Hosseini Motahare-Sadat, Barjesteh Fereshteh, Azedi Fereshteh, Alipourfard Iraj, Rezaei Zahra, Bahreini Elham
Department of Biochemistry, Faculty of Medicine, Iran University of Medical Sciences, Tehran, Iran.
Cellular and Molecular Research Center, Iran University of Medical Sciences, Tehran, Iran.
BMC Gastroenterol. 2025 Apr 16;25(1):263. doi: 10.1186/s12876-025-03863-6.
The higher prevalence of non-alcoholic fatty liver disease (NAFLD) in men than women before menopause and the reduced difference post-menopause suggest that sex hormones may influence liver lipid accumulation. This study compared the effects of sex hormones on lipid droplet (LD) accumulation in palmitate/ oleate-treated HepG2 cells.
The MTT method was used to determine effective doses of palmitic and oleic acids in HepG2 cells, followed by a combined dose for inducing LD formation. Changes in LD content after treatment with various doses of β-estradiol and testosterone were evaluated qualitatively and semi-quantitatively using Oil Red O staining and light microscopy. The effects of these hormones on gene expression related to LD formation and lipogenesis, including PLIN2, ATGL, CGI-58, and CIDEB, were assessed using quantitative PCR.
Treatment of HepG2 cells with palmitate and oleate increased LD accumulation and the expression of PLIN2 and CIDE while elevating ATGL expression without affecting CGI-58. With no significant difference, both β-estradiol and testosterone significantly reduced LD accumulation in steatotic HepG2 cells. Gene analysis indicated that both hormones decreased PLIN2 and increased CGI-58 expression. Testosterone did not affect CIDE, while β-estradiol reduced it at low doses. Combined treatment showed no significant changes in gene expression compared to individual hormone effects, but LD accumulation was synergistically reduced.

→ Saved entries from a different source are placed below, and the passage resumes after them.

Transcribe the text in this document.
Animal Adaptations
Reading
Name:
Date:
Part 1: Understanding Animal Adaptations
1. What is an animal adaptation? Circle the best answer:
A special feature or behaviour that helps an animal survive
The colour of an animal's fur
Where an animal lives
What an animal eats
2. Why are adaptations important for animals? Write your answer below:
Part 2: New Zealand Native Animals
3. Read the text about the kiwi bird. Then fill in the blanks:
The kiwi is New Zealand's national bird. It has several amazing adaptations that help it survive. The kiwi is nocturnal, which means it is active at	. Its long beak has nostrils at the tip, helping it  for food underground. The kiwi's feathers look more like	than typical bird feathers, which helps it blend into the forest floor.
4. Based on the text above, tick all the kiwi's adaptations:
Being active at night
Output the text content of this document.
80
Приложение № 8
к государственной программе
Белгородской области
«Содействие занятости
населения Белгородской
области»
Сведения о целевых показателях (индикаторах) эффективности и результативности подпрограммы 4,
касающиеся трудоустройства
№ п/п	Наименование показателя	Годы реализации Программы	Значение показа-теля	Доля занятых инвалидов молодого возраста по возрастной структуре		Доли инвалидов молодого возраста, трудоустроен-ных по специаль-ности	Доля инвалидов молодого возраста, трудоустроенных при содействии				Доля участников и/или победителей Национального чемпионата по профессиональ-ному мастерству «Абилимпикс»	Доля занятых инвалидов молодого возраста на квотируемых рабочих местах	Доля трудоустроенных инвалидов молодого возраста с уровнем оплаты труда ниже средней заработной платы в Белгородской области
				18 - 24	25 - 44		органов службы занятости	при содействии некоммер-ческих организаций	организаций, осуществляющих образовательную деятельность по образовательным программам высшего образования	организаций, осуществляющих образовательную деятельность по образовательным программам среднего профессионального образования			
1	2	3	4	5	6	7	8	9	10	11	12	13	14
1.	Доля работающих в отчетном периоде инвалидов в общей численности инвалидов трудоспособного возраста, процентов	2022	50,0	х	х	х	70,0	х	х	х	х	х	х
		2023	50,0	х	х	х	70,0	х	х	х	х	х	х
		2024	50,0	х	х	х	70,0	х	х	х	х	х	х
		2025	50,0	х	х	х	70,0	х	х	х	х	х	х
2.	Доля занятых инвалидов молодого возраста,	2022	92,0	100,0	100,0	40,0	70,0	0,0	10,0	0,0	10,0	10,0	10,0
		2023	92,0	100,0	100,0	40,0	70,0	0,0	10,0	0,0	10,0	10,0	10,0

This study demonstrates that β-estradiol and testosterone significantly modulate LD content and the expression of key regulatory genes in HepG2 cells, with β-estradiol showing a somewhat dominant role in enhancing lipid turnover and mitigating lipid accumulation.
非酒精性脂肪性肝病(NAFLD)在绝经前男性中的患病率高于女性,而绝经后这种差异减小,这表明性激素可能影响肝脏脂质蓄积。本研究比较了性激素对棕榈酸/油酸处理的HepG2细胞中脂滴(LD)蓄积的影响。
采用MTT法测定棕榈酸和油酸在HepG2细胞中的有效剂量,然后采用联合剂量诱导LD形成。使用油红O染色和光学显微镜对不同剂量的β-雌二醇和睾酮处理后的LD含量变化进行定性和半定量评估。使用定量PCR评估这些激素对与LD形成和脂肪生成相关的基因表达的影响,包括PLIN2、ATGL、CGI-58和CIDEB。
用棕榈酸和油酸处理HepG2细胞增加了LD蓄积以及PLIN2和CIDE的表达,同时提高了ATGL表达,而不影响CGI-58。β-雌二醇和睾酮均显著降低了脂肪变性的HepG2细胞中的LD蓄积,无显著差异。基因分析表明,两种激素均降低了PLIN2表达并增加了CGI-58表达。睾酮不影响CIDE,而β-雌二醇在低剂量时降低了CIDE表达。联合处理与单独激素作用相比,基因表达无显著变化,但LD蓄积协同降低。
本研究表明,β-雌二醇和睾酮显著调节HepG2细胞中的LD含量和关键调控基因的表达,β-雌二醇在增强脂质周转和减轻脂质蓄积方面显示出一定的主导作用。